He had wondered, in retrospect. Maybe not all of the retainers who had accompanied him and his brother to Balar had recognized him, but Pelendur and Handelon at the least must have.
“I did not know the reasons his father name was never given, so I held my tongue,” Pelendur explained.
“I had no father name to give until I reached Tirion,” Miryo said, evidently surprised that others had simply assumed he knew.

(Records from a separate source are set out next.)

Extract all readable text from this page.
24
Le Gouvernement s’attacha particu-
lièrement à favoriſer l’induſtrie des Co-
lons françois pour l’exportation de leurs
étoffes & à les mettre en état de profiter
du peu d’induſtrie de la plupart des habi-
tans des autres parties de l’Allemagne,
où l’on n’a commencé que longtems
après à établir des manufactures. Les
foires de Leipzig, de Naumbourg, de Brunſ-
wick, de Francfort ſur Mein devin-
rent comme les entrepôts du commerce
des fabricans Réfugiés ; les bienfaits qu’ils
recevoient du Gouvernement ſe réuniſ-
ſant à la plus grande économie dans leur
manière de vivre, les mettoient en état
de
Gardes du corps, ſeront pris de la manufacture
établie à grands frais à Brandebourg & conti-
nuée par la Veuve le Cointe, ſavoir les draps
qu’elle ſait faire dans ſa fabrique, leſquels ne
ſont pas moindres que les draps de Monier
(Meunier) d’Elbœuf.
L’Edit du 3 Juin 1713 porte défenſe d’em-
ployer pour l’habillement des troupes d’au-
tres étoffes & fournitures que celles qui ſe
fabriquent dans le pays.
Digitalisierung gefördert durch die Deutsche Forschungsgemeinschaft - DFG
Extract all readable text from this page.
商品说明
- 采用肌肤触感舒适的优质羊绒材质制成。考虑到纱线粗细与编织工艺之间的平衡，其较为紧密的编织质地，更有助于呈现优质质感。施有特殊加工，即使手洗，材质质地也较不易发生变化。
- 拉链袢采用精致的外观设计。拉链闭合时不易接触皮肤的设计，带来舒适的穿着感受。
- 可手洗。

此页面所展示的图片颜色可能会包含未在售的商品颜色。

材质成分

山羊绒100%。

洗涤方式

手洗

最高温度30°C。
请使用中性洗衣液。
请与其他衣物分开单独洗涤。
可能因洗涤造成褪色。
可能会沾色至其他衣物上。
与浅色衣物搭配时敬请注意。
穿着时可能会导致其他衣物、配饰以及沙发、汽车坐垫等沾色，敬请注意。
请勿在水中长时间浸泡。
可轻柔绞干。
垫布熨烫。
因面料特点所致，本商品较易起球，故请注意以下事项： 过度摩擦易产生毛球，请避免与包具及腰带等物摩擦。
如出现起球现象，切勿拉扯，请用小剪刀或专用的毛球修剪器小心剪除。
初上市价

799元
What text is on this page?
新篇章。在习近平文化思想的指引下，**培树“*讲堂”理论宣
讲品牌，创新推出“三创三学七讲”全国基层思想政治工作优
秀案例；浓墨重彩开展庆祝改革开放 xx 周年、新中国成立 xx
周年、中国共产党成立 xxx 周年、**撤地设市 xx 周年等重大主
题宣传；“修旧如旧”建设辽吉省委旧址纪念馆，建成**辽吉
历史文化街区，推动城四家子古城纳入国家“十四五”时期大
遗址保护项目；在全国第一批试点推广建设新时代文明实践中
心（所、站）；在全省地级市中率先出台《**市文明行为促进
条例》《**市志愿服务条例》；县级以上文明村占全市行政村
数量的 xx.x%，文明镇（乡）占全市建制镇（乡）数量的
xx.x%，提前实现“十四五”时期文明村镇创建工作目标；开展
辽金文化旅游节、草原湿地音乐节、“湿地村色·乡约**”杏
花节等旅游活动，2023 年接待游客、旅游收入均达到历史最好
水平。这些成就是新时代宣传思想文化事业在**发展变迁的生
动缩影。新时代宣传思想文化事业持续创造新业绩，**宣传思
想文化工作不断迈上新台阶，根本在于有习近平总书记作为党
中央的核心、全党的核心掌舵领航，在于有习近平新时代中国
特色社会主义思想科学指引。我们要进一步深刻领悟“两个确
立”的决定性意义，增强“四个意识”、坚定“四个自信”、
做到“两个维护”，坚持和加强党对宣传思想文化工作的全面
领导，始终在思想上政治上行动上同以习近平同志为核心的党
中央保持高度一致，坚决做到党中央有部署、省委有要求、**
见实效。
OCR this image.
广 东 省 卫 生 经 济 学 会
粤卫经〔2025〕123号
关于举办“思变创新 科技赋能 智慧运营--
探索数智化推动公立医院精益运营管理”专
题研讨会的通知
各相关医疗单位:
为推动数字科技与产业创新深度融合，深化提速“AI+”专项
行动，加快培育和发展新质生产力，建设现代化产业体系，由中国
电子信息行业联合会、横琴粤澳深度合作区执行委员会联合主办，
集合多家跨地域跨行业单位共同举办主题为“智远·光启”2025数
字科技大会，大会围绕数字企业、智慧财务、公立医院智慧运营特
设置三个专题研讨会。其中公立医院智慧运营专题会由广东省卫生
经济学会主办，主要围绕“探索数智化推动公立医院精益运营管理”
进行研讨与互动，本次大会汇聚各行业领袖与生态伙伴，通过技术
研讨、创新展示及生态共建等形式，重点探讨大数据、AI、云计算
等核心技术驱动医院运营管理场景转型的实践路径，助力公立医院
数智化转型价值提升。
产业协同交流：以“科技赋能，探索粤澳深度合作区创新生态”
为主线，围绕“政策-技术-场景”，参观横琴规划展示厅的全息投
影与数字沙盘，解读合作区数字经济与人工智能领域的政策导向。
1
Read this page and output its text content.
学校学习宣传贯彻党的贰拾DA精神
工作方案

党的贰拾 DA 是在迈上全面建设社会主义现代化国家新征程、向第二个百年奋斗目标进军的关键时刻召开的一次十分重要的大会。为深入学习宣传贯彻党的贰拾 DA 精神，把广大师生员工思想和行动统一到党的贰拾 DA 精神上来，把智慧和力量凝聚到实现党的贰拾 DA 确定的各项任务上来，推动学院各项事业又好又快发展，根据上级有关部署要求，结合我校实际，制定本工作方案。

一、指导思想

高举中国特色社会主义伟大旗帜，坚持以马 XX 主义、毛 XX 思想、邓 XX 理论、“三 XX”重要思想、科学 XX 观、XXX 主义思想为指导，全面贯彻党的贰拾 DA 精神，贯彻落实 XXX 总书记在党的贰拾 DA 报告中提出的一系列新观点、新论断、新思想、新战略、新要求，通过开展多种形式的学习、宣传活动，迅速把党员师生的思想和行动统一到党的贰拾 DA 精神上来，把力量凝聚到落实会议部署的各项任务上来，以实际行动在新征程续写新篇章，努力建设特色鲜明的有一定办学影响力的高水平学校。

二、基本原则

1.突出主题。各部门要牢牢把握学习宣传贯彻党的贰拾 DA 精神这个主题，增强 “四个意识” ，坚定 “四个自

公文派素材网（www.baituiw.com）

“I am sorry to hear it. Though given how Middle-earth thought of your father, I cannot say I am sorry to not have spoken. I do not know that it would have done you any favors to be known to all as Prince Morifinwë’s son. As it was, you were easy enough to look after given how you generally kept close to Gil-galad or this one.”
Though Pelendur appeared deeply chagrined to have left ‘Erestor’ in ignorance, Elrond was privately certain it would not have helped had he told them. Celebrimbor had not had any part of the Oath, but that hadn’t spared him much. Elrond couldn’t find it in him to be sorry that Miryo had been allowed to chart his own course as best as anyone could in the late First Age. He suspected his uncle felt the same.
“I had my family around me, that was enough,” Miryo said firmly.
“I was disappointed we had no real chance to speak the day the children were presented to the Noldaran,” Elrond said, trying to steer the conversation to less fraught topics. “I was hoping to catch up with you today, but I had not anticipated such a following…”
He aimed a mild glare at Gildor and Miryo, but neither of them were bothered in the least.
“I am sorry we descended on your parents in such numbers. I fear we’ve upset your mother in particular.”
“Fear not, she’ll recover,” Pelendur assured him. “It may take a day or two, but she’ll bounce back once she realizes the honor of having so many of the young royals visit, and that they all are now known to her on a first name basis.”
Elrond chuckled. There was that. He doubted very many people were going to be told or even allowed to address his daughter as ‘Princess Anariel’. Certainly not Pelendur or his kin.
“Perhaps you might come to visit while we are staying here in Tirion?” Elrond said hopefully. “If not, you would be very welcome in Imlanthiriath. As would your family, of course.”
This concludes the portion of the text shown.